We are 95% confident that the average heigth of all NSCC students is between 61.087 and 67.962 iches. ## Question 7 Starbucks is considering opening a coffee shop on NSCC Danvers campus if they believe that more NSCC students drink coffee than the national proportion. A Gallup poll in 2015 found that 64% of all Americans drink coffee. Conduct a hypothesis test to determine if more NSCC students drink coffee than other Americans.
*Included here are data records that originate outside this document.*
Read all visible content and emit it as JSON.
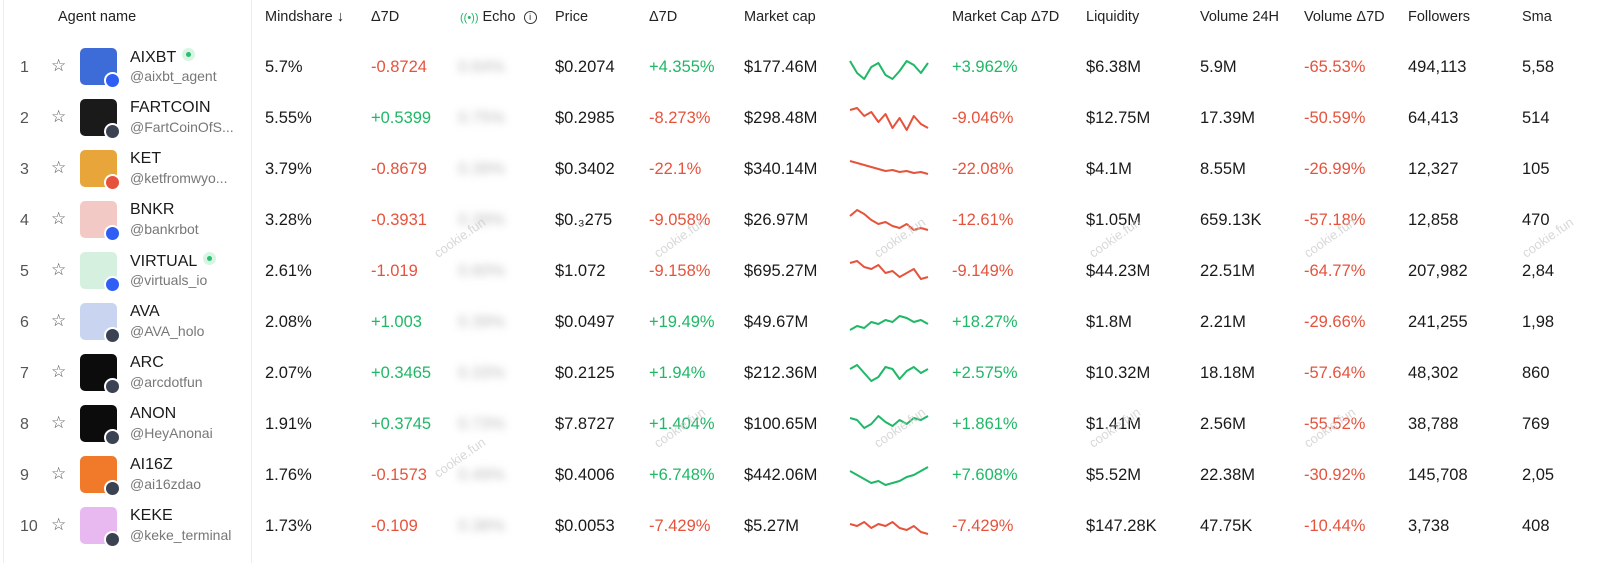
{
  "columns": {
    "agent_name": "Agent name",
    "mindshare": "Mindshare ↓",
    "delta7d": "Δ7D",
    "echo": "Echo",
    "price": "Price",
    "price_delta7d": "Δ7D",
    "market_cap": "Market cap",
    "market_cap_delta7d": "Market Cap Δ7D",
    "liquidity": "Liquidity",
    "volume24h": "Volume 24H",
    "volume_delta7d": "Volume Δ7D",
    "followers": "Followers",
    "smart": "Sma"
  },
  "watermark": "cookie.fun",
  "colors": {
    "positive": "#1fb866",
    "negative": "#e5533d"
  },
  "rows": [
    {
      "rank": "1",
      "name": "AIXBT",
      "handle": "@aixbt_agent",
      "verified": true,
      "mindshare": "5.7%",
      "delta": "-0.8724",
      "echo": "0.64%",
      "price": "$0.2074",
      "price_delta": "+4.355%",
      "market_cap": "$177.46M",
      "mc_delta": "+3.962%",
      "liquidity": "$6.38M",
      "volume": "5.9M",
      "vol_delta": "-65.53%",
      "followers": "494,113",
      "smart": "5,58",
      "avatar_color": "#3d6bd8",
      "chain_color": "#2f5ef5",
      "trend": "up",
      "spark": [
        8,
        20,
        26,
        14,
        10,
        22,
        26,
        18,
        8,
        12,
        20,
        10
      ]
    },
    {
      "rank": "2",
      "name": "FARTCOIN",
      "handle": "@FartCoinOfS...",
      "verified": false,
      "mindshare": "5.55%",
      "delta": "+0.5399",
      "echo": "0.75%",
      "price": "$0.2985",
      "price_delta": "-8.273%",
      "market_cap": "$298.48M",
      "mc_delta": "-9.046%",
      "liquidity": "$12.75M",
      "volume": "17.39M",
      "vol_delta": "-50.59%",
      "followers": "64,413",
      "smart": "514",
      "avatar_color": "#1a1a1a",
      "chain_color": "#3b4252",
      "trend": "down",
      "spark": [
        6,
        4,
        12,
        8,
        18,
        10,
        24,
        14,
        26,
        12,
        20,
        24
      ]
    },
    {
      "rank": "3",
      "name": "KET",
      "handle": "@ketfromwyo...",
      "verified": false,
      "mindshare": "3.79%",
      "delta": "-0.8679",
      "echo": "0.39%",
      "price": "$0.3402",
      "price_delta": "-22.1%",
      "market_cap": "$340.14M",
      "mc_delta": "-22.08%",
      "liquidity": "$4.1M",
      "volume": "8.55M",
      "vol_delta": "-26.99%",
      "followers": "12,327",
      "smart": "105",
      "avatar_color": "#e8a53a",
      "chain_color": "#e5533d",
      "trend": "down",
      "spark": [
        6,
        8,
        10,
        12,
        14,
        16,
        15,
        17,
        16,
        18,
        17,
        19
      ]
    },
    {
      "rank": "4",
      "name": "BNKR",
      "handle": "@bankrbot",
      "verified": false,
      "mindshare": "3.28%",
      "delta": "-0.3931",
      "echo": "0.39%",
      "price": "$0.₃275",
      "price_delta": "-9.058%",
      "market_cap": "$26.97M",
      "mc_delta": "-12.61%",
      "liquidity": "$1.05M",
      "volume": "659.13K",
      "vol_delta": "-57.18%",
      "followers": "12,858",
      "smart": "470",
      "avatar_color": "#f2c9c4",
      "chain_color": "#2f5ef5",
      "trend": "down",
      "spark": [
        10,
        4,
        8,
        14,
        18,
        16,
        20,
        22,
        18,
        24,
        22,
        24
      ]
    },
    {
      "rank": "5",
      "name": "VIRTUAL",
      "handle": "@virtuals_io",
      "verified": true,
      "mindshare": "2.61%",
      "delta": "-1.019",
      "echo": "0.60%",
      "price": "$1.072",
      "price_delta": "-9.158%",
      "market_cap": "$695.27M",
      "mc_delta": "-9.149%",
      "liquidity": "$44.23M",
      "volume": "22.51M",
      "vol_delta": "-64.77%",
      "followers": "207,982",
      "smart": "2,84",
      "avatar_color": "#d6f0e0",
      "chain_color": "#2f5ef5",
      "trend": "down",
      "spark": [
        6,
        4,
        10,
        12,
        8,
        16,
        14,
        20,
        16,
        12,
        22,
        20
      ]
    },
    {
      "rank": "6",
      "name": "AVA",
      "handle": "@AVA_holo",
      "verified": false,
      "mindshare": "2.08%",
      "delta": "+1.003",
      "echo": "0.39%",
      "price": "$0.0497",
      "price_delta": "+19.49%",
      "market_cap": "$49.67M",
      "mc_delta": "+18.27%",
      "liquidity": "$1.8M",
      "volume": "2.21M",
      "vol_delta": "-29.66%",
      "followers": "241,255",
      "smart": "1,98",
      "avatar_color": "#c8d4f0",
      "chain_color": "#3b4252",
      "trend": "up",
      "spark": [
        22,
        18,
        20,
        14,
        16,
        12,
        14,
        8,
        10,
        14,
        12,
        16
      ]
    },
    {
      "rank": "7",
      "name": "ARC",
      "handle": "@arcdotfun",
      "verified": false,
      "mindshare": "2.07%",
      "delta": "+0.3465",
      "echo": "0.33%",
      "price": "$0.2125",
      "price_delta": "+1.94%",
      "market_cap": "$212.36M",
      "mc_delta": "+2.575%",
      "liquidity": "$10.32M",
      "volume": "18.18M",
      "vol_delta": "-57.64%",
      "followers": "48,302",
      "smart": "860",
      "avatar_color": "#0c0c0c",
      "chain_color": "#3b4252",
      "trend": "up",
      "spark": [
        10,
        6,
        14,
        22,
        18,
        8,
        10,
        20,
        12,
        8,
        14,
        10
      ]
    },
    {
      "rank": "8",
      "name": "ANON",
      "handle": "@HeyAnonai",
      "verified": false,
      "mindshare": "1.91%",
      "delta": "+0.3745",
      "echo": "0.73%",
      "price": "$7.8727",
      "price_delta": "+1.404%",
      "market_cap": "$100.65M",
      "mc_delta": "+1.861%",
      "liquidity": "$1.41M",
      "volume": "2.56M",
      "vol_delta": "-55.52%",
      "followers": "38,788",
      "smart": "769",
      "avatar_color": "#0c0c0c",
      "chain_color": "#3b4252",
      "trend": "up",
      "spark": [
        8,
        10,
        18,
        14,
        6,
        12,
        16,
        10,
        14,
        8,
        10,
        6
      ]
    },
    {
      "rank": "9",
      "name": "AI16Z",
      "handle": "@ai16zdao",
      "verified": false,
      "mindshare": "1.76%",
      "delta": "-0.1573",
      "echo": "0.49%",
      "price": "$0.4006",
      "price_delta": "+6.748%",
      "market_cap": "$442.06M",
      "mc_delta": "+7.608%",
      "liquidity": "$5.52M",
      "volume": "22.38M",
      "vol_delta": "-30.92%",
      "followers": "145,708",
      "smart": "2,05",
      "avatar_color": "#f07a2a",
      "chain_color": "#3b4252",
      "trend": "up",
      "spark": [
        10,
        14,
        18,
        22,
        20,
        24,
        22,
        20,
        16,
        14,
        10,
        6
      ]
    },
    {
      "rank": "10",
      "name": "KEKE",
      "handle": "@keke_terminal",
      "verified": false,
      "mindshare": "1.73%",
      "delta": "-0.109",
      "echo": "0.38%",
      "price": "$0.0053",
      "price_delta": "-7.429%",
      "market_cap": "$5.27M",
      "mc_delta": "-7.429%",
      "liquidity": "$147.28K",
      "volume": "47.75K",
      "vol_delta": "-10.44%",
      "followers": "3,738",
      "smart": "408",
      "avatar_color": "#e8b8f0",
      "chain_color": "#3b4252",
      "trend": "down",
      "spark": [
        12,
        14,
        10,
        16,
        12,
        14,
        10,
        16,
        18,
        14,
        20,
        22
      ]
    }
  ]
}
a.) Write hypotheses and determine tails of the test
\(H_0: p_1 = 0.64\)
\(H_A: p_1 > 0.64\)

b.) Calculate sample statistics

# Find sample proportion of 2015 NSCC students drink coffee. 
table(nscc_data$Coffee)

## 
##  No Yes 
##  10  30

# calculate SE
phat <- 30/40
qhat <- 1- phat
se <- sqrt((0.64*.36)/40)
Testst= (0.75-.64)/se

c.) Determine probability of getting sample data by chance and use that to reject Ho or fail to reject Ho

# calculate p-value.
1-pnorm(Testst)

## [1] 0.07361613

The p-value is 0.0736.The p-value is grether than 0.05, we fail to reject the H-0

Conclusion,

Due to this data, we do not have enough evidence to support that the NSCC students drink more coffee than other American students.